Kenyans with disposable income are increasingly prioritizing savings, with savings in Kenya accounting for approximately 13.0% of the Gross Domestic Product over the last five years.
According to a recent study conducted by Trends and Insights for Africa (TIFA), they predominantly opt for investment accounts as the preferred means to safeguard their hard-earned money.
The primary motivation for those with the capacity to save, at 19.0%, is to accrue interest through bank accounts. This finding underscores the growing awareness among Kenyans regarding the importance of financial security and growth through prudent saving and investment decisions.
Emergency preparedness follows closely behind, with 16.0% of respondents citing it as a key reason for setting aside their earnings. Additionally, education and home-related expenses, including house construction or purchase, serve as strong motivators, with 15.0% and 11.0%, respectively. Kenyans are evidently forward-thinking, recognizing that savings can pave the way for better educational opportunities and homeownership.
The survey also highlights that 8.0% of respondents are saving for business development, while another 8% are focused on acquiring livestock. Family plays a significant role, with 7.0% of Kenyans saving to support their loved ones. An additional 5.0% are looking to purchase land, while 4.0% are saving for household or personal needs. Interestingly, 1.0% of those surveyed are unsure of their specific savings goals, indicating the need for financial education and guidance.

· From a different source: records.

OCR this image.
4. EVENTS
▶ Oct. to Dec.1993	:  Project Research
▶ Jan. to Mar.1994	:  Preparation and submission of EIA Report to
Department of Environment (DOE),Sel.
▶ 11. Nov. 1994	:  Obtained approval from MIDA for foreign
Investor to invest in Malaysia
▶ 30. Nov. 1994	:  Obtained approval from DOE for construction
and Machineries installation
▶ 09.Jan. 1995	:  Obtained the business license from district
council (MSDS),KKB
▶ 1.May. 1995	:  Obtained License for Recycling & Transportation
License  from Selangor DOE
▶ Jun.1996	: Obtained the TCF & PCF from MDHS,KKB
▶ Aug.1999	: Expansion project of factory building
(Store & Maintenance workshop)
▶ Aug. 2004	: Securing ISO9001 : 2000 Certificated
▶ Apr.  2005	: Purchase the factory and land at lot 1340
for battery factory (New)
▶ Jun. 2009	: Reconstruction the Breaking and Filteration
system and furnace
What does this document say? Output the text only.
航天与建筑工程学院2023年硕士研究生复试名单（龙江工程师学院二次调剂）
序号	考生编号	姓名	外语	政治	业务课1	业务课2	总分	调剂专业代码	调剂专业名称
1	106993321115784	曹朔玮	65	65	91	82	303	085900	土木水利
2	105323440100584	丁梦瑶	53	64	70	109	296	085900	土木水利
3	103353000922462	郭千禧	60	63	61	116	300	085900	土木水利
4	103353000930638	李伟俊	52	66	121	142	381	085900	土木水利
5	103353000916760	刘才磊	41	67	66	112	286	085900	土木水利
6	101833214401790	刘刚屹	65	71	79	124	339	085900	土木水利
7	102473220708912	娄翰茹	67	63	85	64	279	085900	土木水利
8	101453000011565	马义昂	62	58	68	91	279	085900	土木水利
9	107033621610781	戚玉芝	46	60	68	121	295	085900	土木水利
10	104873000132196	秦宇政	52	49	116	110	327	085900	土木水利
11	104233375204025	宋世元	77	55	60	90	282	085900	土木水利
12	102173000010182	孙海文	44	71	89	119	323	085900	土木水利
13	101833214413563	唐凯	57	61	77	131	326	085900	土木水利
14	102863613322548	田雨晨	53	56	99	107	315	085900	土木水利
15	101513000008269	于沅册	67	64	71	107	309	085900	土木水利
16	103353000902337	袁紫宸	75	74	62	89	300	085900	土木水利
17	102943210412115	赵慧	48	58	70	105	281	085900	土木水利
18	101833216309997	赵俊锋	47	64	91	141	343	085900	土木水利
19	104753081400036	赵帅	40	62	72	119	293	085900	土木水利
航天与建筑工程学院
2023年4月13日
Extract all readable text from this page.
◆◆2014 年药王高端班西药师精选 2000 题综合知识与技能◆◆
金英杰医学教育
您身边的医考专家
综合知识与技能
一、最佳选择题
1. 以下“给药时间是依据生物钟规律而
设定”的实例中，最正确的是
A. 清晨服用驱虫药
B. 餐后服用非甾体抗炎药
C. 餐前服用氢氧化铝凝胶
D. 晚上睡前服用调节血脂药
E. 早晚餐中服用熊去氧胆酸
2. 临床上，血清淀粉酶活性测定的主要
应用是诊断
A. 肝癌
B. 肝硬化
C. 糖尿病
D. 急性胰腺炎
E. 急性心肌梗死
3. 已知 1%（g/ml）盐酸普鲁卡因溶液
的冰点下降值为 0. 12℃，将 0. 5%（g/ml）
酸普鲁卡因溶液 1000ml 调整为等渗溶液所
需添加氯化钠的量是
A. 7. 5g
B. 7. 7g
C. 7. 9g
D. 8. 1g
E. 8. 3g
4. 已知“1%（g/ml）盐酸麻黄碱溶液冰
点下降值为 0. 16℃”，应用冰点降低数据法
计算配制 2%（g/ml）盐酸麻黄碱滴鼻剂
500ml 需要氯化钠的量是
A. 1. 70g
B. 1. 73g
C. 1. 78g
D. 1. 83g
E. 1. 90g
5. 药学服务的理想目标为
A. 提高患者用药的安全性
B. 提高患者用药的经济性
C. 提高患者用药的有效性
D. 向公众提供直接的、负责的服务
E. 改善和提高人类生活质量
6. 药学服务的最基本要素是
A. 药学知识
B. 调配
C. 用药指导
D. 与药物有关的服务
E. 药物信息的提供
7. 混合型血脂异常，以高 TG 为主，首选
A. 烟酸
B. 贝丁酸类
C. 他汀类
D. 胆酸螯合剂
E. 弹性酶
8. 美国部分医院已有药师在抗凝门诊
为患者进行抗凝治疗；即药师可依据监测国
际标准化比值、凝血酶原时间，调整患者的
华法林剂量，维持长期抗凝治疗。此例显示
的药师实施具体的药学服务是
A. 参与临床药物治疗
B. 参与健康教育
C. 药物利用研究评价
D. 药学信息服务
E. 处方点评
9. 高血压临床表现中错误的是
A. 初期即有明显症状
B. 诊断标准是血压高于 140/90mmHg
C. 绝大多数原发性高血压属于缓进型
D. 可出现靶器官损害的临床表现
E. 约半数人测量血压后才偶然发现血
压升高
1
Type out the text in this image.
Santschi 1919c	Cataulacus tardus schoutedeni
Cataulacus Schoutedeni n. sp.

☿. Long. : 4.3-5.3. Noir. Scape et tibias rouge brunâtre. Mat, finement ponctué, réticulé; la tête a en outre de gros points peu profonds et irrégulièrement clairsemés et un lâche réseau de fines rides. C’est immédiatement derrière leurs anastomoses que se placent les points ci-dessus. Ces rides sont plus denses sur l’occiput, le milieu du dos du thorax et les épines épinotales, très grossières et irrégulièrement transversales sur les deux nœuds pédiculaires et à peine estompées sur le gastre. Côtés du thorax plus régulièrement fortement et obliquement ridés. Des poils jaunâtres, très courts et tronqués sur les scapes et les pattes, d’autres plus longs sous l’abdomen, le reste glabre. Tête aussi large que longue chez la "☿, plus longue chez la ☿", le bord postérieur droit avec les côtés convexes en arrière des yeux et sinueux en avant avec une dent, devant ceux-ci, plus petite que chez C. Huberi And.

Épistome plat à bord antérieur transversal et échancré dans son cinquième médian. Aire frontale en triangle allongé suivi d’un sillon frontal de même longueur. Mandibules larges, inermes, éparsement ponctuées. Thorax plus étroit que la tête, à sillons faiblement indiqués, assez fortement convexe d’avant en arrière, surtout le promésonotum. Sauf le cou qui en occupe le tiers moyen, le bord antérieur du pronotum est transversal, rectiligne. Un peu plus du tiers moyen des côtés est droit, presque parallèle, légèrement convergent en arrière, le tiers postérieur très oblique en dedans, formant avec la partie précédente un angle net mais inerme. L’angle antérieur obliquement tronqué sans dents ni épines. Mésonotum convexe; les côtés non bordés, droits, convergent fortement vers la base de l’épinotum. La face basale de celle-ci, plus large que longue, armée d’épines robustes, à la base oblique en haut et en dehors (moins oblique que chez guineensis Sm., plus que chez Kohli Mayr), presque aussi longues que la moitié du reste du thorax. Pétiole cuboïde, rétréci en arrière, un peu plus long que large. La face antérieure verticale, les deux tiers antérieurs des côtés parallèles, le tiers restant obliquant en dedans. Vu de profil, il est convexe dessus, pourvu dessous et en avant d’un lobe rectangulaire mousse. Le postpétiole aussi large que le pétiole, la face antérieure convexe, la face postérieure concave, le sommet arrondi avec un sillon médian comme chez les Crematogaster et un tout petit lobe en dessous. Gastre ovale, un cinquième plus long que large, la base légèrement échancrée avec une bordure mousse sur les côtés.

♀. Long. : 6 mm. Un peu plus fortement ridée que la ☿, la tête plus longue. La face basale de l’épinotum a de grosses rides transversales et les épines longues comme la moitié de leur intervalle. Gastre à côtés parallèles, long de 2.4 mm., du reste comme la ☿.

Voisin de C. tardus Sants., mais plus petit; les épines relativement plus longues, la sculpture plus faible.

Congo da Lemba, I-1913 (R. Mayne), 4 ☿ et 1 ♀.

The research conducted by Trends and Insights for Africa (TIFA), comprising computer-assisted telephonic interviews with 1,500 respondents, not only explored the state of the Kenyan economy but also delved into aspects of the recently passed FY2023/24 budget, including the contentious housing levy. This comprehensive approach offers valuable insights into the broader financial landscape of the nation.
One striking revelation from the survey is the relationship between monthly income and the ability to save. Surprisingly, 28.0% of those in the lowest income category report being able to save, while only 50.0% of those in the highest income category claim to do so. This suggests that financial literacy and the importance of saving transcend income levels, underscoring the need for accessible financial education and resources.
The survey also examined the cooking fuel preferences of Kenyan households, revealing a significant shift over the past six years. Over the last decade, Kenya witnessed a remarkable surge in the annual usage of cooking gas, with consumption increasing to 371,400 tonnes in 2022, a substantial rise from the 92,900 tonnes in 2013, as reported in the 2019 Kenya Housing and Population Census. This transformation may be further accelerated by the recent implementation of an 8.0% Value Added Tax (VAT) on liquefied petroleum gas (LPG) as per the Finance Act 2022, a decrease from the previous 16.0%. Such changes highlight Kenyan households’ adaptability and responsiveness to economic shifts, emphasizing the importance of staying informed and making informed financial decisions.
The growing inclination among Kenyans with disposable income to save and invest is a promising sign for the country’s financial future. Interest in earning from bank accounts is just the tip of the iceberg; individuals are prioritizing their financial security, education, homeownership, and business development. The correlation between income and saving capacity suggests that financial literacy is the key to bridging the savings gap.
As the financial landscape continues to evolve, the significance of staying informed and making prudent financial decisions becomes more apparent. Kenyans are showing that they are not only resilient but also adaptive to economic changes. The shift towards savings and investments is a testament to their commitment to a brighter and more secure financial future.